In this series we are exploring the weird and wonderful world of astronomy jargon! You’ll have a blast learning about today’s topic: Type-II Supernovae!
When stars like our sun die, they turn themselves inside out in a gory, grisly display of fundamental elements. Despite the carnage it winds up being a pretty sight, creating the beautiful planetary nebulae.
But for stars bigger than the sun, they go out with a bang.
The problem is fusion. That’s how stars get their energy. Right now our sun is burning through several mountains’ worth of hydrogen every single second, leaving behind helium. As it ages, it will turn to burning that helium, producing carbon and oxygen. Not giving up quite yet, it will fuse that carbon and oxygen into silicon, magnesium, and iron.
And it turns out that iron is the end of the fusion line.
Once iron appears in the core of a giant star, you’re only minutes away from a Type-II (also known as “core collapse”, but that’s giving away the ending) supernova.

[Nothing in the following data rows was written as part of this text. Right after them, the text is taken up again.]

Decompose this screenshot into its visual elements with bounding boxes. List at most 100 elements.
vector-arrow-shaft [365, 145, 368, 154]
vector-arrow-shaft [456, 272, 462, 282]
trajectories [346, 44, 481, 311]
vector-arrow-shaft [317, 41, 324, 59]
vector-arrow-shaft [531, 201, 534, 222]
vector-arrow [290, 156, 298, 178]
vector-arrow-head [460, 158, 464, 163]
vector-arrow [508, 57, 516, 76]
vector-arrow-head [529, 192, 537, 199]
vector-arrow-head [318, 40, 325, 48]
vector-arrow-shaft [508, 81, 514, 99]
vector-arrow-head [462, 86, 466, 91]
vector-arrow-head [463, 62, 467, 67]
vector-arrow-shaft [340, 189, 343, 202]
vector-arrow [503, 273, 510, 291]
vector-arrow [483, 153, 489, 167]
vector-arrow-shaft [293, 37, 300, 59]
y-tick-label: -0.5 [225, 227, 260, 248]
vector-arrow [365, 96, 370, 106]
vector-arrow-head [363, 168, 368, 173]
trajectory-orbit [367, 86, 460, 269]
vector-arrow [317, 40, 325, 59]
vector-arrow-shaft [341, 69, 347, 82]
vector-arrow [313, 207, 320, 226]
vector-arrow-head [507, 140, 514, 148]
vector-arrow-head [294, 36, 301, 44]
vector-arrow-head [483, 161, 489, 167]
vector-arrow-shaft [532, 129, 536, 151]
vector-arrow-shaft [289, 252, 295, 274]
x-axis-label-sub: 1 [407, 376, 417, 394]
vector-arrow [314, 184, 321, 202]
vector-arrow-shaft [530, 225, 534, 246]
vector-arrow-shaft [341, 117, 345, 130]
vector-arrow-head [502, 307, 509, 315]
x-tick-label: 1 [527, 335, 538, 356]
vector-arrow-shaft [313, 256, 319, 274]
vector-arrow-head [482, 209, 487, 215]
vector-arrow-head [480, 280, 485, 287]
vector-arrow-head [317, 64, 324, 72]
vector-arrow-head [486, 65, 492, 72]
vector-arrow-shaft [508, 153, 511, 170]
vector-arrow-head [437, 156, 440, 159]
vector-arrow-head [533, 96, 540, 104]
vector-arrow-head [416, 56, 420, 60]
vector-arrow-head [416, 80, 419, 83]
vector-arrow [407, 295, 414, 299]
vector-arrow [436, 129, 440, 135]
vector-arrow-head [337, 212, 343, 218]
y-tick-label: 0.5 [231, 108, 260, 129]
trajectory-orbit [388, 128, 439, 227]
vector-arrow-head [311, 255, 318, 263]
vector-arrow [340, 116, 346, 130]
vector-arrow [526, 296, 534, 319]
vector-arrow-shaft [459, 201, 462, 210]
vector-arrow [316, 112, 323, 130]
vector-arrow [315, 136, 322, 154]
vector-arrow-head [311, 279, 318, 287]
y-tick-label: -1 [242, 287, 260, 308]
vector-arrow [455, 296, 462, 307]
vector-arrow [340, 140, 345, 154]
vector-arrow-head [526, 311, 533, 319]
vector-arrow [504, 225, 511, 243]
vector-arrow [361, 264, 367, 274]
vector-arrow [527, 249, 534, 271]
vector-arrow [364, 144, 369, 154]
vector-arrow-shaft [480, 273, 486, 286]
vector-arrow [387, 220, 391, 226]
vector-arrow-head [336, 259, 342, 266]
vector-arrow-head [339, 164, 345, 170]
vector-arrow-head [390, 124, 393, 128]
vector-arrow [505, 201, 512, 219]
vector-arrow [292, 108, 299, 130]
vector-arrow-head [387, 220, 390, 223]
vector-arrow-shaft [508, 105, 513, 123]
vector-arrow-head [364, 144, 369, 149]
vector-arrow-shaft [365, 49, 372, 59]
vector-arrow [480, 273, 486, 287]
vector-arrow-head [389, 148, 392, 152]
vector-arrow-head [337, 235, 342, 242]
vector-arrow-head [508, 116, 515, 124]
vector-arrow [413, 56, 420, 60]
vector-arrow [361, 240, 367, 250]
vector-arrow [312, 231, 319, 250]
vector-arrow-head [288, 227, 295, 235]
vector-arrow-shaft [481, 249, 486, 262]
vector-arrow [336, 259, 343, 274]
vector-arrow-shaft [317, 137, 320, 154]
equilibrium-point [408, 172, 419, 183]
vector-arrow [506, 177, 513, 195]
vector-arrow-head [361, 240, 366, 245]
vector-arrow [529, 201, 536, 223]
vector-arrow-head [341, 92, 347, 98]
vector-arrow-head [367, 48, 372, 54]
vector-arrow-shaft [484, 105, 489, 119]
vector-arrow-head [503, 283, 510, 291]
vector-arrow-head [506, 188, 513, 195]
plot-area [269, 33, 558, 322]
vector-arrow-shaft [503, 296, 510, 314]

With each successive generation of heavier elements, the fusion rates happen faster and faster. That’s because the heavier elements yield less energy than their lighter cousins, and so the crushing gravity of the star’s own weight cranks up the intensity.
But fusing iron doesn’t release energy. It takes energy.
As soon as the iron core develops, the rug has been pulled out from underneath the star. All the surrounding material crushes into that tiny core at a healthy fraction of the speed of light. That material slams into the core with such a force that electrons get shoved inside protons, turning the whole core of iron into a giant ball of neutrons.
That ball of neutrons (properly called a “proto-neutron star”) can, temporarily at least, resist the continued collapse. So all that material bounces off the core, triggering a shockwave.
And a big, big boom.
A Type-II supernova.
Supernova types are spectral types. Type II SNe spectra are characterized by the presence of strong Hydrogen emission lines. That’s it.
What you’ve described here is the theoretical model (strongly supported by SN 1987a) for the progenitor of several types of SNe II being a massive (> 8 solar masses) star that has evolved to the point of producing an iron core. It is also worth noting that such massive stars can produce type I supernovae if they have shed most of their hydrogen outer atmosphere prior to core collapse.
I know it has become popular to conflate the spectral types with their progenitors, but there is a difference and professionals should be careful to distinguish among matters.